Roberto Bishara, nato a Santiago 33 anni fa, è la bandiera della squadra nonché della nazionale palestinese, per la quale ha scelto di giocare nel 2003
Roberto Bishara, nato a Santiago 33 anni fa, è la bandiera della squadra nonché della nazionale palestinese, per la quale ha scelto di giocare nel 2003

Siamo a Osorno, periferia sud della capitale. Qui, gli anziani parlano ancora arabo; i più giovani lo capiscono ma preferiscono lo spagnolo. Lo stadio, la Cisterna, non supera i 12.000 posti ma si riempie solo in occasione delle partite di cartello. Eppure, la squadra è il principale motivo di vanto degli abitanti del quartiere. Così come lo è Roberto Bishara, il centrocampista 33enne che veste la maglia tricolor dal lontano 2000. Il suo è un cognome tipico di Beit Jala, il villaggio della Cisgiordania da cui proviene gran parte degli immigrati di Osorno e dintorni. E Bishara nel 2003 ha addirittura scelto di giocare per la neonata (o meglio, neo-riconosciuta) rappresentativa di Ramallah, acquisendo la doppia cittadinanza.

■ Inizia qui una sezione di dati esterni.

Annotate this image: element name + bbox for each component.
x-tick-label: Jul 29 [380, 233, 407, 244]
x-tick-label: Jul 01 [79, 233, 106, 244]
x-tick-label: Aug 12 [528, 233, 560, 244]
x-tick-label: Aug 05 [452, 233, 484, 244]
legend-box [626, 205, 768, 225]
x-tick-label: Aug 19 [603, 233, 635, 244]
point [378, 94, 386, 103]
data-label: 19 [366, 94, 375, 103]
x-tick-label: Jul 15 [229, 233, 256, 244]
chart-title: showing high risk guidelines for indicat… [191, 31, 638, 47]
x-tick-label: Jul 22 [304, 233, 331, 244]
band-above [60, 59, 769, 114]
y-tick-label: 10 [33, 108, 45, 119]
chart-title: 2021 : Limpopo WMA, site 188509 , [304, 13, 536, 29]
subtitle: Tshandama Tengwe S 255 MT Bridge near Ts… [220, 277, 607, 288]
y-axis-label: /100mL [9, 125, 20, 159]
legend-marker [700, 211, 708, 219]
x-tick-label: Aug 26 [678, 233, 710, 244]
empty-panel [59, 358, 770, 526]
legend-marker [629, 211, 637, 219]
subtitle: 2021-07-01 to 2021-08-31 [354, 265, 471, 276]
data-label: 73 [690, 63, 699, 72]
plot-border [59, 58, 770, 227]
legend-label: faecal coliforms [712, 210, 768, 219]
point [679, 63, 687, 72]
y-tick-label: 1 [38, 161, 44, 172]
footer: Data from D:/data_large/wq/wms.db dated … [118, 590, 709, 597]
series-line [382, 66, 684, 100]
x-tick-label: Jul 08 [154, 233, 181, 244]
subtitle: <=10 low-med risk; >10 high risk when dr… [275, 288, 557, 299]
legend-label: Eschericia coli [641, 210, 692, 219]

La maglia della discordia con la forma della Palestina al posto del numero 1 per esprimere solidarietà agli arabi d Gaza e della Cisgiordania
La maglia della discordia con la forma della Palestina al posto del numero 1 per esprimere solidarietà agli arabi di Gaza e della Cisgiordania

Proprio su sua proposta, nel gennaio 2014 il Palestino passò agli onori delle cronache per un’iniziativa quanto meno singolare: al posto del numero 1, sulle divise da gioco fu stampata la sagoma della Palestina prima del 1948. Prima, cioè, della nascita di Israele. Inutile dire delle polemiche scatenate da una scelta del genere: la Federazione raccolse le ire della comunità ebraica e vietò al club la riproposizione delle maglie della discordia. Il messaggio però suonò forte e chiaro: anche a 13mila chilometri di distanza, i nipoti e pronipoti di coloro che un secolo fa partirono dalla Terra Promessa non hanno dimenticato le loro origini e continuano a testimoniare la loro vicinanza a chi è rimasto in patria.

Un favore ampiamente ricambiato,  se è vero che a Gerusalemme est questa notte hanno fatto tutti il tifo per il Tino. E se al-Jazeera, come promesso, continuerà a garantire la trasmissione degli incontri di Libertadores c’è da scommettere che gli ascolti cresceranno ancora.